A garota trazia luvinhas de renda, um chapeuzito de veludo, fitas e laços de veludo semeados com gosto pelo vestido de princesa que não faria má figura ao lado do bigodinho fino do senhor Laurentino. Mas sobretudo invejei-lhe a desenvoltura e simpatia naturais que hoje julgo duas qualidades que pouco têm de natural. Nessa manhã de sol, Maria Rita surgiu-me perfeita. Mais perfeita que Lídia. Mas nunca eu saberia aproximar-me dela. A medida da sua perfeição esticava a minha distância.
Mal o trio se perdeu no interior da igreja, as conversas ritmaram, gente tão fina ia lá ficar aqui fora à espera, ficamos sem saber se são da parte da noiva ou do noivo, mas a soalheira não é para aquela raça de gente, ainda apanhavam a pneumónica. E patati e patatá. Tive ganas de me juntar à madrinha só para observar em que banco estavam sentados, se estariam muito longe de nós, os olhar com vagar mesmo que estivessem de costas. Mas entretanto ouvira uma mulher afobada, arranjando o lenço que lhe descaía da cabeça, a garantir pela sua saúde que a noiva já tinha saído e não tardava a assomar. Portanto, fiquei. A noiva era o meu motivo, não queria perdê-la.

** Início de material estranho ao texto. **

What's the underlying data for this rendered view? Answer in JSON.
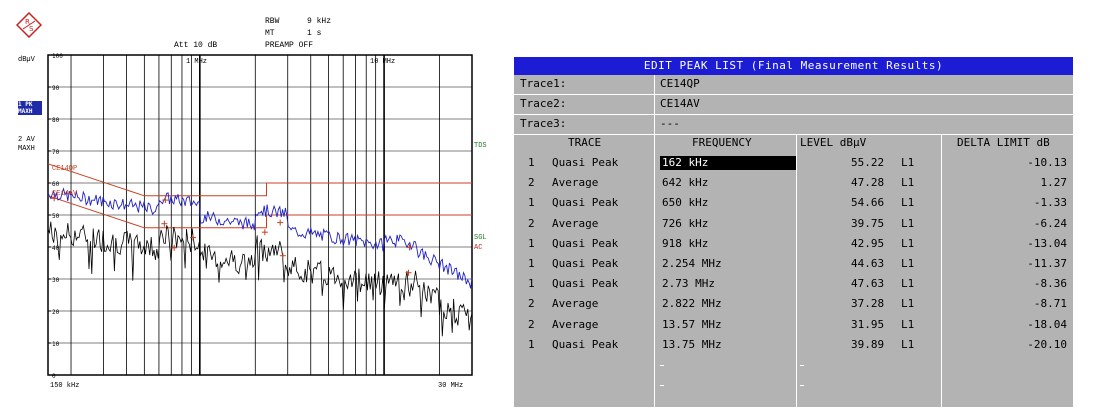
{
  "header": {
    "rbw_label": "RBW",
    "rbw_value": "9 kHz",
    "mt_label": "MT",
    "mt_value": "1 s",
    "att": "Att 10 dB",
    "preamp": "PREAMP OFF"
  },
  "plot": {
    "unit_label": "dBµV",
    "y_ticks": [
      "100",
      "90",
      "80",
      "70",
      "60",
      "50",
      "40",
      "30",
      "20",
      "10",
      "0"
    ],
    "x_start": "150 kHz",
    "x_end": "30 MHz",
    "x_mark_1": "1 MHz",
    "x_mark_2": "10 MHz",
    "trace1_box": "1 PK",
    "trace1_sub": "MAXH",
    "trace2_label": "2 AV",
    "trace2_sub": "MAXH",
    "limit_qp": "CE14QP",
    "limit_av": "CE14AV",
    "right_tdf": "TDS",
    "right_sgl": "SGL",
    "right_ac": "AC",
    "colors": {
      "pk_trace": "#2020c8",
      "av_trace": "#000000",
      "limit": "#c84020",
      "grid": "#000000"
    },
    "y_range": [
      0,
      100
    ]
  },
  "peak_list": {
    "title": "EDIT PEAK LIST (Final Measurement Results)",
    "trace1_label": "Trace1:",
    "trace1_value": "CE14QP",
    "trace2_label": "Trace2:",
    "trace2_value": "CE14AV",
    "trace3_label": "Trace3:",
    "trace3_value": "---",
    "columns": [
      "TRACE",
      "FREQUENCY",
      "LEVEL dBµV",
      "DELTA LIMIT dB"
    ],
    "rows": [
      {
        "trace": "1",
        "type": "Quasi Peak",
        "freq": "162 kHz",
        "level": "55.22",
        "ln": "L1",
        "delta": "-10.13"
      },
      {
        "trace": "2",
        "type": "Average",
        "freq": "642 kHz",
        "level": "47.28",
        "ln": "L1",
        "delta": "1.27"
      },
      {
        "trace": "1",
        "type": "Quasi Peak",
        "freq": "650 kHz",
        "level": "54.66",
        "ln": "L1",
        "delta": "-1.33"
      },
      {
        "trace": "2",
        "type": "Average",
        "freq": "726 kHz",
        "level": "39.75",
        "ln": "L1",
        "delta": "-6.24"
      },
      {
        "trace": "1",
        "type": "Quasi Peak",
        "freq": "918 kHz",
        "level": "42.95",
        "ln": "L1",
        "delta": "-13.04"
      },
      {
        "trace": "1",
        "type": "Quasi Peak",
        "freq": "2.254 MHz",
        "level": "44.63",
        "ln": "L1",
        "delta": "-11.37"
      },
      {
        "trace": "1",
        "type": "Quasi Peak",
        "freq": "2.73 MHz",
        "level": "47.63",
        "ln": "L1",
        "delta": "-8.36"
      },
      {
        "trace": "2",
        "type": "Average",
        "freq": "2.822 MHz",
        "level": "37.28",
        "ln": "L1",
        "delta": "-8.71"
      },
      {
        "trace": "2",
        "type": "Average",
        "freq": "13.57 MHz",
        "level": "31.95",
        "ln": "L1",
        "delta": "-18.04"
      },
      {
        "trace": "1",
        "type": "Quasi Peak",
        "freq": "13.75 MHz",
        "level": "39.89",
        "ln": "L1",
        "delta": "-20.10"
      }
    ]
  }
}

Estava eu apurando o ouvido para um zumbido de  automóvel quando senti uma mãozinha pequena a cutucar a minha. E era aquela menina desnomeada a sorrir-me, a minha mãe disse que podia ficar ao pé de ti e ir ver a noiva contigo. E antes que eu me refizesse, um carro entrou bem devagar no adro, a nuvem branca pousada no banco traseiro. Pelo despovoamento que ocorreu, tive certeza: era a noiva. E fomos as duas a rir e a correr até ao carro que parava e logo um círculo de gente a rodeá-lo, as cabeças todas atiradas para a frente como árvores fustigadas por vento forte. E nós rindo, a furar por entre o aperto de pernas e braços.